Bowel cancer is one of the most common forms of cancer in the UK, which is why bowel scope screening is automatically offered to people over the age of 55. A colonoscopy is only recommended as a follow-up to polyps being found during bowel scope screening. In most cases, a traditional colonoscopy is offered, but some people have health problems that would make this unsafe. In this situation, a virtual colonoscopy is an effective alternative.

How to prepare

Your doctor will advise you on any dietary restrictions before the exam. It is likely you will be required to clear out your bowels, in which case you may only be able to drink liquid in the day before the exam, and you might be given medication or a laxative. It is also usually necessary to drink a contrast liquid to help polyps show up better in the scan. You should let the doctor know if you have problems with your heart, liver, or kidney, because this process is not safe for everyone.

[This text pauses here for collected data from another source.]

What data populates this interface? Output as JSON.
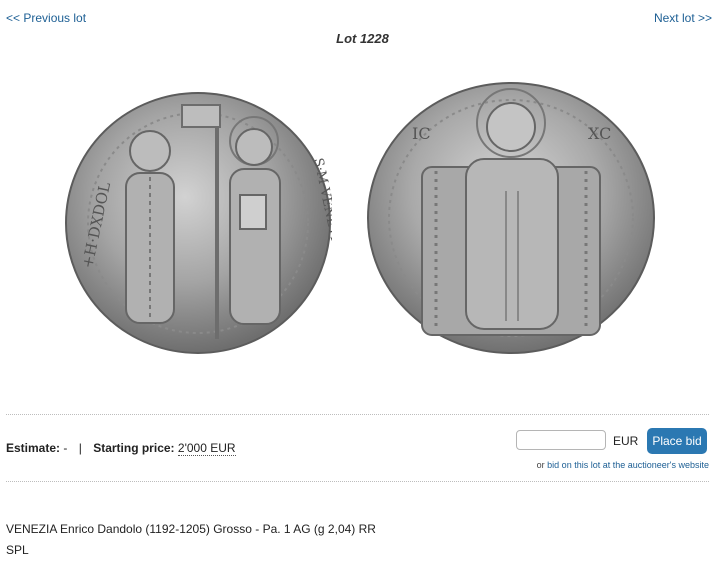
{
  "nav": {
    "prev_label": "<< Previous lot",
    "next_label": "Next lot >>"
  },
  "lot": {
    "title": "Lot 1228"
  },
  "images": {
    "obverse_icon": "coin-obverse-icon",
    "reverse_icon": "coin-reverse-icon",
    "obverse_legend": "+H·DXDOL",
    "obverse_legend_right": "S·M·VENETI",
    "reverse_letters": [
      "IC",
      "XC"
    ]
  },
  "pricing": {
    "estimate_label": "Estimate:",
    "estimate_value": "-",
    "separator": "|",
    "starting_label": "Starting price:",
    "starting_value": "2'000 EUR"
  },
  "bid": {
    "input_value": "",
    "currency": "EUR",
    "button_label": "Place bid",
    "alt_prefix": "or",
    "alt_link": "bid on this lot at the auctioneer's website"
  },
  "description": {
    "line1": "VENEZIA Enrico Dandolo (1192-1205) Grosso - Pa. 1 AG (g 2,04) RR",
    "line2": "SPL"
  },
  "colors": {
    "link": "#1d5f94",
    "button": "#2b78b2",
    "coin_silver": "#9c9c9c"
  }
}
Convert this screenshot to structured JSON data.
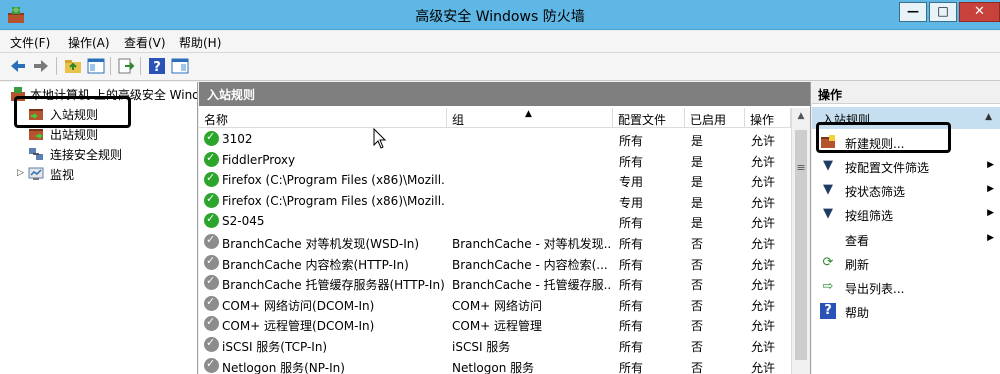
{
  "window": {
    "title": "高级安全 Windows 防火墙",
    "min_glyph": "—",
    "max_glyph": "□",
    "close_glyph": "✕"
  },
  "menubar": {
    "items": [
      "文件(F)",
      "操作(A)",
      "查看(V)",
      "帮助(H)"
    ]
  },
  "toolbar": {
    "buttons": [
      "back-icon",
      "forward-icon",
      "up-folder-icon",
      "show-hide-tree-icon",
      "export-icon",
      "help-icon",
      "show-hide-action-pane-icon"
    ]
  },
  "tree": {
    "root": "本地计算机 上的高级安全 Wind",
    "items": [
      "入站规则",
      "出站规则",
      "连接安全规则",
      "监视"
    ]
  },
  "center": {
    "header": "入站规则",
    "columns": [
      "名称",
      "组",
      "配置文件",
      "已启用",
      "操作"
    ],
    "rows": [
      {
        "name": "3102",
        "group": "",
        "profile": "所有",
        "enabled": "是",
        "action": "允许",
        "status": "on"
      },
      {
        "name": "FiddlerProxy",
        "group": "",
        "profile": "所有",
        "enabled": "是",
        "action": "允许",
        "status": "on"
      },
      {
        "name": "Firefox (C:\\Program Files (x86)\\Mozill...",
        "group": "",
        "profile": "专用",
        "enabled": "是",
        "action": "允许",
        "status": "on"
      },
      {
        "name": "Firefox (C:\\Program Files (x86)\\Mozill...",
        "group": "",
        "profile": "专用",
        "enabled": "是",
        "action": "允许",
        "status": "on"
      },
      {
        "name": "S2-045",
        "group": "",
        "profile": "所有",
        "enabled": "是",
        "action": "允许",
        "status": "on"
      },
      {
        "name": "BranchCache 对等机发现(WSD-In)",
        "group": "BranchCache - 对等机发现...",
        "profile": "所有",
        "enabled": "否",
        "action": "允许",
        "status": "off"
      },
      {
        "name": "BranchCache 内容检索(HTTP-In)",
        "group": "BranchCache - 内容检索(...",
        "profile": "所有",
        "enabled": "否",
        "action": "允许",
        "status": "off"
      },
      {
        "name": "BranchCache 托管缓存服务器(HTTP-In)",
        "group": "BranchCache - 托管缓存服...",
        "profile": "所有",
        "enabled": "否",
        "action": "允许",
        "status": "off"
      },
      {
        "name": "COM+ 网络访问(DCOM-In)",
        "group": "COM+ 网络访问",
        "profile": "所有",
        "enabled": "否",
        "action": "允许",
        "status": "off"
      },
      {
        "name": "COM+ 远程管理(DCOM-In)",
        "group": "COM+ 远程管理",
        "profile": "所有",
        "enabled": "否",
        "action": "允许",
        "status": "off"
      },
      {
        "name": "iSCSI 服务(TCP-In)",
        "group": "iSCSI 服务",
        "profile": "所有",
        "enabled": "否",
        "action": "允许",
        "status": "off"
      },
      {
        "name": "Netlogon 服务(NP-In)",
        "group": "Netlogon 服务",
        "profile": "所有",
        "enabled": "否",
        "action": "允许",
        "status": "off"
      }
    ]
  },
  "actions": {
    "header": "操作",
    "section": "入站规则",
    "items": [
      {
        "label": "新建规则...",
        "icon": "new-rule-icon",
        "submenu": false
      },
      {
        "label": "按配置文件筛选",
        "icon": "filter-icon",
        "submenu": true
      },
      {
        "label": "按状态筛选",
        "icon": "filter-icon",
        "submenu": true
      },
      {
        "label": "按组筛选",
        "icon": "filter-icon",
        "submenu": true
      },
      {
        "label": "查看",
        "icon": "",
        "submenu": true
      },
      {
        "label": "刷新",
        "icon": "refresh-icon",
        "submenu": false
      },
      {
        "label": "导出列表...",
        "icon": "export-list-icon",
        "submenu": false
      },
      {
        "label": "帮助",
        "icon": "help-icon",
        "submenu": false
      }
    ]
  },
  "colors": {
    "titlebar": "#5fb7e6",
    "pane_header": "#7f7f7f",
    "section_highlight": "#c5dff0",
    "enabled_green": "#2ca52c",
    "disabled_gray": "#8c8c8c"
  }
}
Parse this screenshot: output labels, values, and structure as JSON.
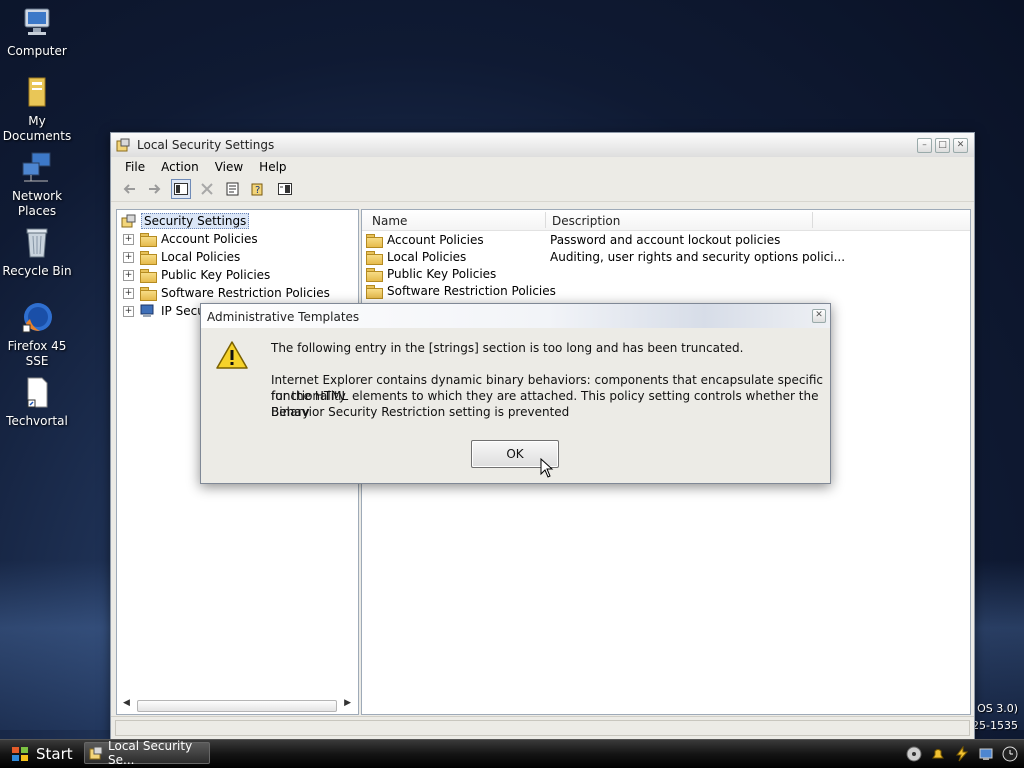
{
  "desktop": {
    "icons": [
      {
        "label": "Computer"
      },
      {
        "label": "My Documents"
      },
      {
        "label": "Network Places"
      },
      {
        "label": "Recycle Bin"
      },
      {
        "label": "Firefox 45 SSE"
      },
      {
        "label": "Techvortal"
      }
    ],
    "watermark_line1": "a OS 3.0)",
    "watermark_line2": "425-1535"
  },
  "window": {
    "title": "Local Security Settings",
    "menu": [
      "File",
      "Action",
      "View",
      "Help"
    ],
    "toolbar_icons": [
      "back-arrow-icon",
      "forward-arrow-icon",
      "show-hide-tree-icon",
      "delete-icon",
      "properties-icon",
      "help-icon",
      "export-list-icon"
    ],
    "tree": {
      "root": "Security Settings",
      "items": [
        {
          "label": "Account Policies"
        },
        {
          "label": "Local Policies"
        },
        {
          "label": "Public Key Policies"
        },
        {
          "label": "Software Restriction Policies"
        },
        {
          "label": "IP Secur"
        }
      ]
    },
    "list": {
      "columns": [
        "Name",
        "Description"
      ],
      "rows": [
        {
          "name": "Account Policies",
          "description": "Password and account lockout policies"
        },
        {
          "name": "Local Policies",
          "description": "Auditing, user rights and security options polici..."
        },
        {
          "name": "Public Key Policies",
          "description": ""
        },
        {
          "name": "Software Restriction Policies",
          "description": ""
        }
      ]
    }
  },
  "dialog": {
    "title": "Administrative Templates",
    "message_line1": "The following entry in the [strings] section is too long and has been truncated.",
    "message_line2": "Internet Explorer contains dynamic binary behaviors: components that encapsulate specific functionality",
    "message_line3": "for the HTML elements to which they are attached. This policy setting controls whether the Binary",
    "message_line4": "Behavior Security Restriction setting  is prevented",
    "ok_label": "OK"
  },
  "taskbar": {
    "start_label": "Start",
    "task_label": "Local Security Se..."
  }
}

Finally, you should tell the doctor if you might be pregnant, as a CT scan could carry risks for your child.

What to expect

The procedure is very fast and painless. You will be asked to lie down on the exam table, and a small tube will be inserted into your rectum, to help inflate the intestine and reveal any polyps that are “hiding”.

The exam table will then slide into the scanner, which will rotate around you capturing images at a high speed. You might be asked to hold different positions, turn onto your back or side, or hold your breath for a few seconds. Once the scan is finished, the tube will removed and you will be free to leave.

What do abnormal results mean?

In the vast majority of cases, an abnormal result means that polyps have been found but they are not cancerous. If polyps are found, they cannot be removed during a virtual colonoscopy, so you will need to return for another appointment.

Bowel cancer is a much rarer result. If it is found, you will likely be given an appointment to see a specialist as soon as possible.

Recent advances in virtual colonoscopies

Virtual colonoscopies have benefited from recent advances in CT scanning technology. Now, CT scanning machines can produce much more detailed pictures, resulting in an accurate three-dimensional model that is effective for recognising larger polyps. The speed of picture taking has also increased, meaning less time on the exam table and a better patient experience.